Human trafficking: Roping in NIA most worrisome

Lawyers and activists working on human rights, gender, child rights, and labour rights have all come together to strongly protest the Trafficking in Persons (Prevention, Care, and Rehabilitation) Bill 2021 which the Narendra Modi government is introducing in a tearing hurry in the upcoming session of Parliament.

The Bill sets out to “prevent and counter trafficking in persons, especially women and children, to provide protection, and rehabilitation to the victims, while respecting their rights, and creating a supportive legal, economic and social environment for them.” However, over the broad definitions, a draconian investigation process and penal provisions defeat the very purpose of the Bill, say critics.

The proposal to make NIA the investigating agency is the most worrisome. Prof Babu Mathew of the National Law School of India University (NLSIU) underlines the danger this Bill poses to federalism itself. “The proposal to make the NIA not only the investigation agency, but also the applicability of the NIA Act to the investigation of offences under the Bill is most troubling. This should be a wake-up call to all the states,” he said and flagged the unnecessary inclusion of the death penalty, stringent bail provisions and denying the accused the right to anticipatory bail as violative of the Constitution.

Like the 2018 legislation, the current Bill too “criminalises vulnerable individuals in the absence of comprehensive policies, programmes and measures that address factors that make persons vulnerable to trafficking,” says the critique by the Coalition for an Inclusive Approach on the Trafficking Bill.

Madhu Bhushan of the Gamana Mahila Samuha, Bengaluru, which works with sex workers communities across Karnataka said: “With its new broad and vague definitions, the Bill makes consent of individuals irrelevant while determining the offence of trafficking, stripping adult workers of their agency and ability to make choices in a situation of lack of opportunities to earn a livelihood.”

In another attack on the heart of criminal jurisprudence, the Bill completely removes presumption of innocence. “Removal of the presumption of innocence directly impacts crucial fundamental right to life and liberty guaranteed in Art. 21 of the Constitution,” said Arvind Narrain, Alternative Law Forum.

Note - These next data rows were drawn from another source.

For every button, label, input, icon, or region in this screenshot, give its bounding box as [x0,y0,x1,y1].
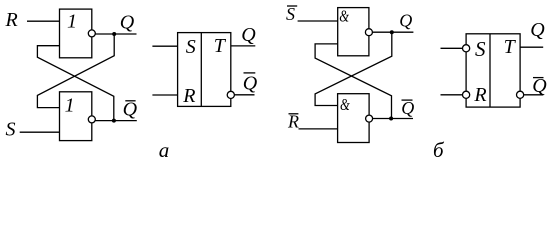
svg-text:R: R [473,84,486,106]
junction dot Qbar [389,117,393,121]
svg-text:Q: Q [120,12,135,34]
trigger U1 divider [200,33,202,107]
bubble S input [463,45,470,52]
wire R input of trigger U1 [152,94,177,96]
wire Q output of U2 [520,46,543,48]
junction dot Q [390,30,394,34]
overline of Qbar [533,77,544,79]
wire R input [27,20,60,22]
svg-text:R: R [5,9,18,31]
junction dot Qbar [112,119,116,123]
svg-text:&: & [339,7,349,26]
svg-text:T: T [214,35,227,57]
svg-text:1: 1 [67,11,77,33]
svg-text:Q: Q [530,19,545,41]
wire R input of trigger U2 [441,94,463,96]
overline of Qbar [125,100,135,102]
wire Qbar output [95,120,137,122]
bubble Qbar output of U1 [227,91,234,98]
svg-text:Q: Q [399,11,412,31]
svg-text:Q: Q [241,24,256,46]
gate DD2.1 body [338,8,369,56]
svg-text:Q: Q [243,72,258,94]
overline of Qbar [402,99,413,101]
wire Qbar output of U1 [234,94,254,96]
bubble R input [463,91,470,98]
gate DD2.2 body [338,94,370,143]
overline of Sbar [287,5,297,7]
overline of Rbar [289,113,299,115]
wire S input of trigger U2 [441,47,463,49]
wire S input of trigger U1 [152,45,177,47]
wire Q output of U1 [231,45,256,47]
svg-text:1: 1 [65,94,75,116]
svg-text:S: S [286,4,295,24]
wire Q output [95,33,136,35]
svg-text:Q: Q [401,98,414,118]
svg-text:&: & [340,95,350,114]
bubble gate DD2.2 output [366,115,373,122]
wire cross-coupling Qbar to gate DD1.1 input [37,46,113,121]
svg-text:S: S [475,37,486,61]
svg-text:S: S [6,119,16,141]
svg-text:R: R [182,85,195,107]
bubble gate DD1.1 output [88,30,95,37]
overline of Qbar [244,72,256,74]
gate DD1.2 body [60,92,92,141]
trigger U2 divider [489,34,491,107]
svg-text:T: T [504,36,517,58]
wire Qbar output [373,118,413,120]
wire Q output [372,31,413,33]
wire Rbar input [299,128,338,130]
svg-text:б: б [433,138,445,162]
bubble Qbar output of U2 [517,91,524,98]
trigger U1 body [178,33,231,107]
trigger U2 body [466,34,520,107]
gate DD1.1 body [60,9,92,58]
wire cross-coupling Qbar to gate DD2.1 input [315,44,391,119]
svg-text:Q: Q [123,98,138,120]
bubble gate DD2.1 output [365,29,372,36]
wire cross-coupling Q to gate DD2.2 input [315,32,392,105]
junction dot Q [112,32,116,36]
wire Sbar input [298,20,338,22]
wire Qbar output of U2 [524,94,544,96]
svg-text:R: R [287,112,299,132]
svg-text:S: S [186,36,196,58]
bubble gate DD1.2 output [88,116,95,123]
wire cross-coupling Q to gate DD1.2 input [37,34,114,108]
wire S input [20,131,60,133]
svg-text:а: а [159,138,170,162]
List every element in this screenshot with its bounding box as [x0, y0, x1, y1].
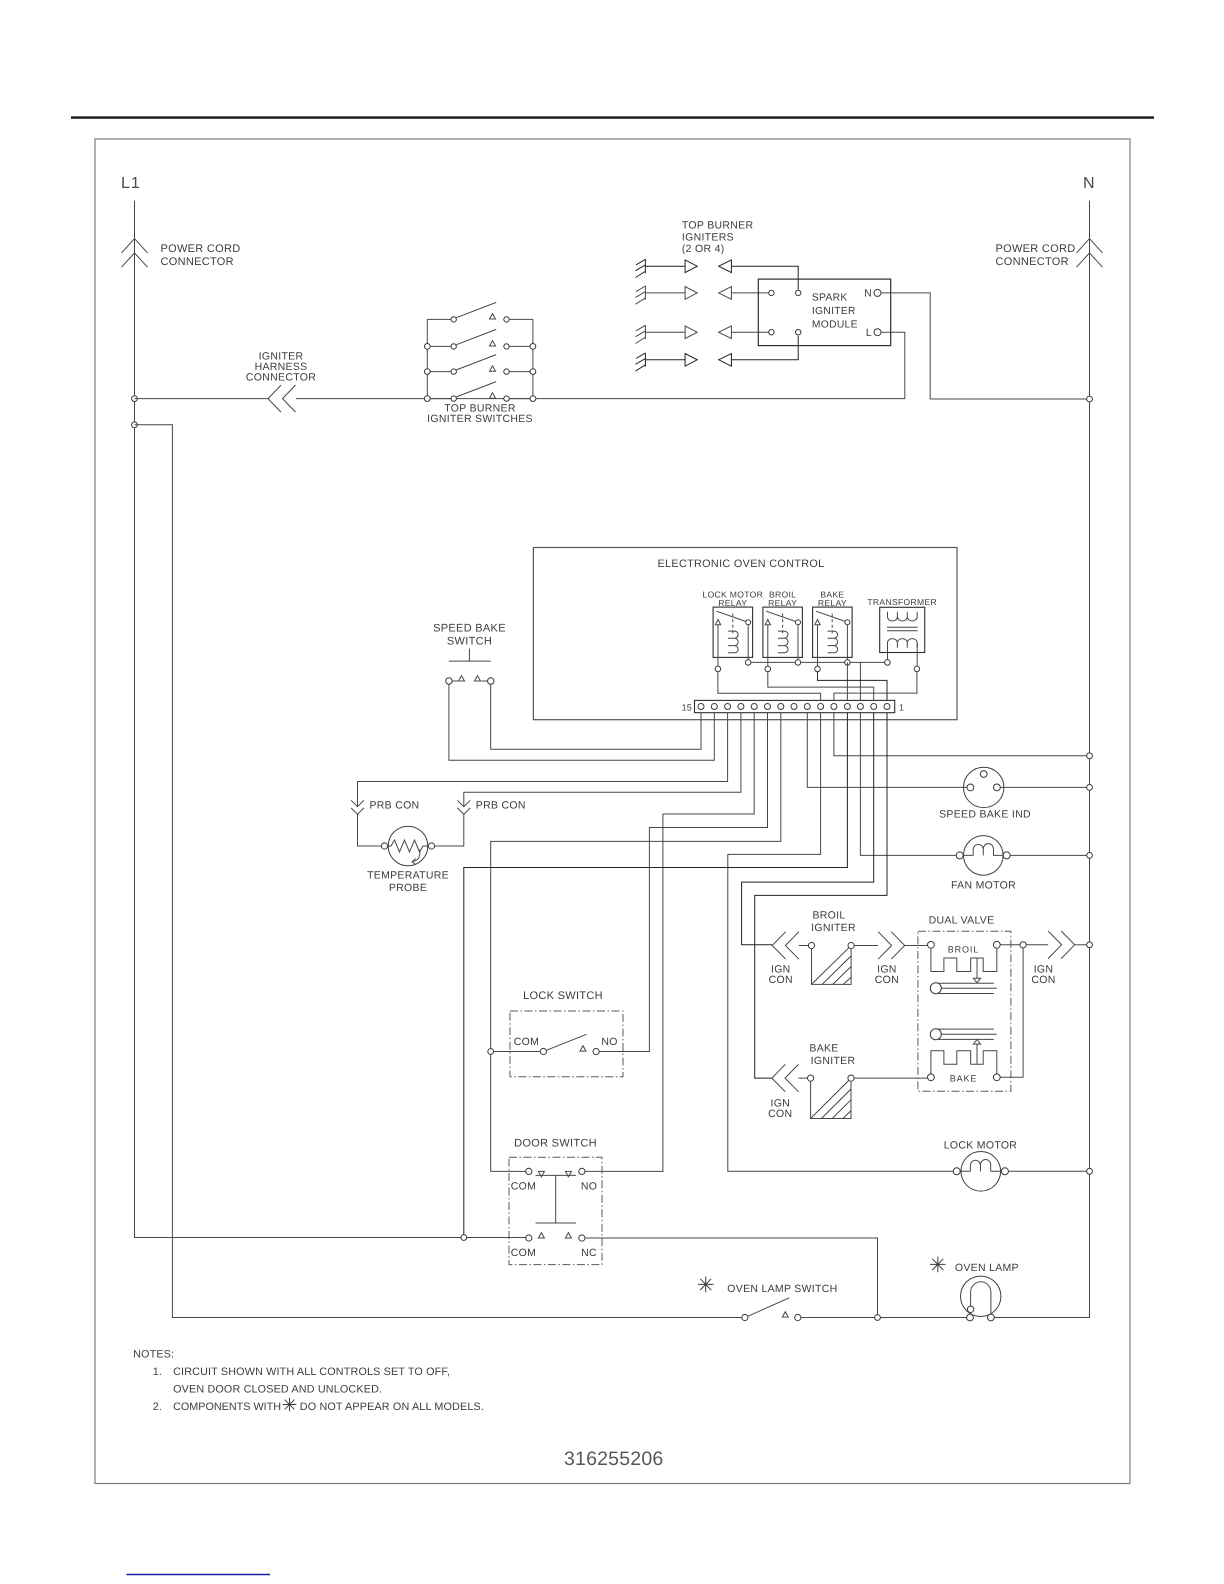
svg-text:IGNITERS: IGNITERS — [682, 231, 734, 243]
wire relay output bus — [748, 661, 887, 663]
svg-text:CON: CON — [1031, 974, 1055, 986]
igniter E1 row1 — [636, 259, 799, 289]
svg-text:COMPONENTS WITH: COMPONENTS WITH — [173, 1401, 281, 1413]
power cord connector N — [1077, 239, 1103, 268]
relay K3 bake relay — [813, 590, 853, 672]
svg-text:PRB CON: PRB CON — [476, 800, 526, 812]
svg-text:15: 15 — [682, 702, 692, 712]
motor B2 lock motor — [944, 1140, 1018, 1192]
igniter E4 row4 — [636, 336, 799, 371]
lamp E5 oven lamp — [930, 1257, 1019, 1321]
wire L1 rail — [135, 201, 529, 1238]
svg-text:BROIL: BROIL — [812, 910, 845, 922]
svg-text:PRB CON: PRB CON — [370, 800, 420, 812]
node junction valve outputs — [1020, 942, 1026, 948]
wire pin2 to broil igniter — [742, 713, 874, 945]
svg-text:CONNECTOR: CONNECTOR — [246, 372, 316, 384]
svg-text:BAKE: BAKE — [950, 1074, 978, 1084]
wire lock motor to N rail — [1008, 1170, 1086, 1172]
wire broil coil to pin2 — [768, 672, 874, 701]
svg-text:COM: COM — [511, 1247, 536, 1259]
wire L1 branch to lamp line — [135, 425, 745, 1318]
wire door NC to lamp line — [585, 1238, 878, 1314]
svg-text:LOCK MOTOR: LOCK MOTOR — [944, 1140, 1018, 1152]
speed bake switch S1 — [433, 623, 506, 685]
svg-text:NOTES:: NOTES: — [133, 1349, 174, 1361]
wire pin7 to speed bake ind — [807, 713, 967, 788]
node L1 junction a — [132, 396, 138, 402]
top burner igniter switches box — [427, 319, 533, 425]
svg-text:CON: CON — [768, 1108, 792, 1120]
power cord connector L1 — [122, 239, 148, 268]
igniter E2 row2 — [636, 286, 769, 304]
top rule — [71, 116, 1154, 118]
svg-text:PROBE: PROBE — [389, 882, 427, 894]
svg-text:TEMPERATURE: TEMPERATURE — [367, 870, 449, 882]
connector J1 strip — [682, 700, 905, 712]
svg-text:TOP BURNER: TOP BURNER — [682, 220, 754, 232]
switch SW2 row2 — [424, 329, 535, 349]
svg-text:POWER CORD: POWER CORD — [161, 243, 241, 255]
electronic oven control box — [533, 548, 957, 720]
wire N rail — [991, 201, 1089, 1318]
svg-text:SWITCH: SWITCH — [447, 636, 492, 648]
top burner igniters label — [682, 220, 754, 256]
wire lamp line mid — [880, 1317, 966, 1319]
svg-text:OVEN LAMP: OVEN LAMP — [955, 1262, 1019, 1274]
igniter harness connector — [268, 385, 296, 412]
wire pin14 to speed bake switch left — [449, 684, 714, 760]
svg-text:NO: NO — [581, 1181, 597, 1193]
svg-text:IGNITER SWITCHES: IGNITER SWITCHES — [427, 413, 533, 425]
wire broil valve to right ign con — [1000, 944, 1020, 946]
svg-text:BAKE: BAKE — [809, 1043, 838, 1055]
svg-text:L: L — [866, 327, 872, 339]
svg-text:LOCK SWITCH: LOCK SWITCH — [523, 990, 603, 1002]
svg-text:OVEN LAMP SWITCH: OVEN LAMP SWITCH — [727, 1283, 837, 1295]
wire bake valve right riser — [1000, 948, 1023, 1077]
svg-text:OVEN DOOR CLOSED AND UNLOCKED.: OVEN DOOR CLOSED AND UNLOCKED. — [173, 1384, 382, 1396]
svg-text:CON: CON — [875, 974, 899, 986]
node N junction y944 — [1087, 942, 1093, 948]
svg-text:SPEED BAKE: SPEED BAKE — [433, 623, 506, 635]
connector PRB CON right — [435, 800, 526, 847]
node N junction at y399 — [1087, 396, 1093, 402]
switch SW4 row4 — [424, 382, 535, 402]
svg-text:L1: L1 — [121, 175, 141, 192]
svg-text:DO NOT APPEAR ON ALL MODELS.: DO NOT APPEAR ON ALL MODELS. — [300, 1401, 484, 1413]
wire pin11 to door switch NO — [585, 713, 754, 1172]
relay K1 lock motor relay — [702, 590, 763, 672]
switch SW1 row1 — [427, 302, 533, 322]
wire pin10 to lock switch NO — [599, 713, 767, 1052]
node junction on L1 bottom wire — [461, 1235, 467, 1241]
wire pin13 to left probe connector — [358, 713, 728, 807]
wire module N to N rail — [881, 293, 1087, 399]
svg-text:MODULE: MODULE — [812, 320, 858, 331]
node L1 junction b — [132, 422, 138, 428]
border frame — [95, 139, 1130, 1484]
wire pin12 to right probe connector — [464, 713, 741, 807]
footer blue line — [127, 1574, 271, 1576]
svg-text:1: 1 — [899, 702, 904, 712]
wire speed bake ind to N rail — [1000, 786, 1086, 788]
wire transformer to pin5 — [834, 672, 917, 701]
wire pin4 to door switch lower junction — [464, 713, 848, 1235]
svg-text:(2 OR 4): (2 OR 4) — [682, 243, 725, 255]
notes text — [133, 1349, 484, 1414]
wire pin1 to bake igniter — [755, 713, 887, 1078]
svg-text:CIRCUIT SHOWN WITH ALL CONTROL: CIRCUIT SHOWN WITH ALL CONTROLS SET TO O… — [173, 1366, 450, 1378]
wire pin5 to N rail — [834, 713, 1087, 756]
svg-text:NO: NO — [601, 1036, 617, 1048]
svg-text:CONNECTOR: CONNECTOR — [996, 256, 1069, 268]
oven lamp switch S4 — [698, 1277, 875, 1321]
wire pin6 to lock motor — [728, 713, 953, 1172]
wire bake coil to pin1 — [818, 672, 888, 701]
igniter HTR2 bake igniter — [768, 1043, 927, 1121]
igniter E3 row3 — [636, 325, 769, 343]
svg-text:ELECTRONIC OVEN CONTROL: ELECTRONIC OVEN CONTROL — [657, 558, 824, 570]
svg-text:COM: COM — [511, 1181, 536, 1193]
svg-text:DOOR SWITCH: DOOR SWITCH — [514, 1138, 597, 1150]
svg-text:BROIL: BROIL — [948, 945, 980, 955]
svg-text:2.: 2. — [153, 1401, 162, 1413]
connector PRB CON left — [351, 800, 419, 847]
node junction lamp line — [875, 1315, 881, 1321]
svg-text:CONNECTOR: CONNECTOR — [161, 256, 234, 268]
svg-text:316255206: 316255206 — [564, 1448, 663, 1470]
svg-text:SPEED BAKE IND: SPEED BAKE IND — [939, 809, 1031, 821]
valve Y1 dual valve — [918, 915, 1011, 1092]
wire pin3 to fan motor — [860, 713, 956, 856]
svg-text:1.: 1. — [153, 1366, 162, 1378]
node N junction y787 — [1087, 785, 1093, 791]
relay K2 broil relay — [763, 590, 803, 672]
svg-text:CON: CON — [769, 974, 793, 986]
svg-text:NC: NC — [581, 1247, 597, 1259]
svg-text:IGNITER: IGNITER — [811, 922, 856, 934]
svg-text:POWER CORD: POWER CORD — [996, 243, 1076, 255]
switch SW3 row3 — [424, 355, 535, 375]
transformer T1 — [867, 597, 937, 672]
wire pin9 to lock switch COM — [491, 713, 781, 1172]
wire lock coil to pin6 — [718, 672, 821, 701]
temperature probe RT1 — [367, 826, 449, 894]
svg-text:RELAY: RELAY — [768, 598, 797, 608]
svg-text:TRANSFORMER: TRANSFORMER — [867, 597, 937, 607]
lock switch S2 — [488, 990, 623, 1077]
wire L1 main switched line — [135, 332, 905, 398]
indicator DS1 speed bake ind — [939, 767, 1031, 820]
svg-text:N: N — [864, 288, 872, 300]
svg-text:DUAL VALVE: DUAL VALVE — [929, 915, 995, 927]
svg-text:IGNITER: IGNITER — [811, 1055, 856, 1067]
wire pin15 to speed bake switch right — [491, 684, 701, 749]
wire bus to pin4 — [846, 662, 848, 700]
svg-text:COM: COM — [514, 1036, 539, 1048]
svg-text:IGNITER: IGNITER — [812, 306, 856, 317]
wire bus to pin3 — [859, 662, 861, 700]
node N junction y755.8 — [1087, 753, 1093, 759]
door switch S3 — [509, 1138, 602, 1265]
igniter HTR1 broil igniter — [769, 910, 928, 987]
motor B1 fan motor — [951, 836, 1016, 892]
connector IGN CON right — [1026, 931, 1086, 986]
wire fan motor to N rail — [1010, 854, 1086, 856]
spark igniter module U1 — [758, 279, 890, 346]
node N junction y1171 — [1087, 1168, 1093, 1174]
svg-text:N: N — [1083, 175, 1096, 192]
svg-text:FAN MOTOR: FAN MOTOR — [951, 880, 1016, 892]
node N junction y855 — [1087, 853, 1093, 859]
svg-text:RELAY: RELAY — [718, 598, 747, 608]
svg-text:SPARK: SPARK — [812, 293, 848, 304]
svg-text:RELAY: RELAY — [818, 598, 847, 608]
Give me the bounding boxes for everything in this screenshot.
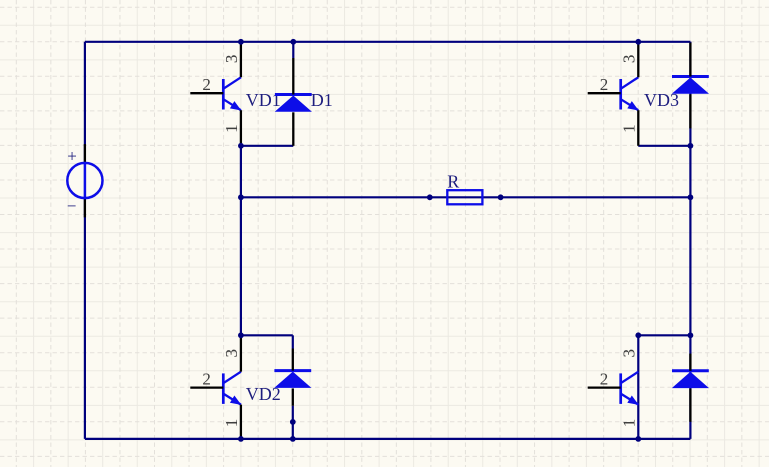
wire bottom bus [85, 438, 691, 440]
Q2 pin 2 (base) wire [588, 92, 621, 94]
Q1 pin 1 (emitter) wire [240, 110, 242, 146]
wire VD1 emitter to D1 [241, 145, 293, 147]
svg-text:2: 2 [600, 369, 609, 388]
transistor Q3 (VD2) [223, 372, 241, 405]
junction right bus / Q4 top wire [688, 332, 694, 338]
junction mid vertical / middle net [238, 194, 244, 200]
resistor R [447, 190, 482, 204]
junction right bus / middle net [688, 194, 694, 200]
svg-text:1: 1 [222, 124, 241, 133]
Q2 pin 1 (emitter) wire [637, 110, 639, 146]
wire top bus [85, 41, 691, 43]
wire VD2 collector to D2 [241, 334, 293, 336]
svg-text:3: 3 [222, 349, 241, 358]
D1 anode pin [292, 112, 294, 146]
D3 cathode pin [689, 43, 691, 77]
junction bottom bus / Q4 emitter [635, 436, 641, 442]
svg-text:2: 2 [202, 75, 211, 94]
junction Q3 collector node [238, 332, 244, 338]
junction top bus / D1 [290, 39, 296, 45]
transistor Q1 (VD1) [223, 77, 241, 110]
D3 anode pin [689, 94, 691, 128]
Q2 pin 3 (collector) wire [637, 43, 639, 78]
svg-text:3: 3 [619, 349, 638, 358]
svg-text:−: − [67, 197, 77, 216]
diode D3 [672, 77, 709, 94]
D4 anode pin [689, 389, 691, 422]
wire mid-left vertical [240, 146, 242, 335]
svg-text:1: 1 [222, 419, 241, 428]
wire right bus [689, 42, 691, 439]
Q1 pin 2 (base) wire [190, 92, 223, 94]
svg-text:R: R [447, 171, 459, 191]
junction bottom bus / D2 [290, 436, 296, 442]
svg-text:2: 2 [600, 75, 609, 94]
Q1 pin 3 (collector) wire [240, 43, 242, 78]
Q3 pin 2 (base) wire [190, 386, 223, 388]
wire Q4 collector to D4 [638, 334, 690, 336]
junction Q1 emitter node [238, 143, 244, 149]
junction D2 anode wire [290, 419, 296, 425]
Q3 pin 3 (collector) wire [240, 336, 242, 372]
svg-text:2: 2 [202, 369, 211, 388]
D2 anode pin [292, 388, 294, 405]
wire left bus [84, 42, 86, 439]
svg-text:3: 3 [222, 55, 241, 64]
junction middle net left of R [427, 194, 433, 200]
junction top bus / Q1 collector [238, 39, 244, 45]
transistor Q4 [621, 372, 639, 405]
wire middle net through R [241, 196, 691, 198]
D1 cathode pin [292, 58, 294, 95]
junction bottom bus / Q3 emitter [238, 436, 244, 442]
wire D2 top stub [292, 335, 294, 348]
wire Q4 vertical overlay [637, 335, 639, 439]
junction middle net right of R [498, 194, 504, 200]
svg-text:1: 1 [619, 419, 638, 428]
wire D1 top stub [292, 42, 294, 58]
diode D4 [672, 371, 709, 388]
diode D1 [275, 95, 312, 112]
wire D2 bottom [292, 406, 294, 439]
svg-text:+: + [67, 146, 77, 165]
Q3 pin 1 (emitter) wire [240, 405, 242, 439]
svg-text:3: 3 [619, 55, 638, 64]
junction top bus / Q2 collector [635, 39, 641, 45]
D4 cathode pin [689, 354, 691, 371]
Q4 pin 2 (base) wire [588, 386, 621, 388]
junction Q4 collector node [635, 332, 641, 338]
junction right bus / VD3 emitter wire [688, 143, 694, 149]
D2 cathode pin [292, 349, 294, 371]
svg-text:D1: D1 [311, 90, 333, 110]
transistor Q2 (VD3) [621, 77, 639, 110]
svg-text:VD1: VD1 [246, 90, 281, 110]
svg-text:1: 1 [619, 124, 638, 133]
diode D2 [274, 371, 311, 388]
wire VD3 emitter to right bus [638, 145, 690, 147]
voltage source V1 [67, 144, 102, 217]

Another problematic aspect of the Bill is that it makes ‘abetment’ liable for the same punishment as the offence itself. When these terms, including ‘promotion,’ ‘procurement” and ‘facilitation’ are vague and ill-defined, it allows tremendous over-reach and misuse by law enforcement agencies.

According to Shruthi Raman, evidence analysed by the Centre for Child and the Law, NLSIU shows that mandatory reporting of criminal offences regardless of the consent, can have negative consequences for victims. The proposed Bill does not provide any exception for failure to report. Mandatory reporting will also have a chilling effect on investigative journalism.

“Violations of the right to privacy and restricting the right to carry out research or journalism with criminal provisions strike at the roots of the right to freedom of expression,” said Geeta Seshu of the Free Speech Collective.

Ayeesha Rai of the National Network of Sex Workers underlined how the new Bill will compound the dangers of those in sex work. “Adult sex workers, already a vulnerable section, will be adversely impacted, since the basic problem with the Bill is that it treats victims of human trafficking on par with adult persons in sex work. Trafficking of persons into forced or coerced labour (including sexual exploitation) should not be equated with sex work undertaken by consenting adults. This conflation could lead to misuse and over-broad application of the provisions in the Bill,” she said.

The Bill was first made public on July 4th by the Ministry of Women and Child Development (MWCD) and NGOs and activists were asked to provide reactions and commentary by July 14th. Curiously, the Lok Sabha website put it out that this Bill is up for introduction, consideration, and passage on July 12th itself. On July 15th the Rajya Sabha will do the same.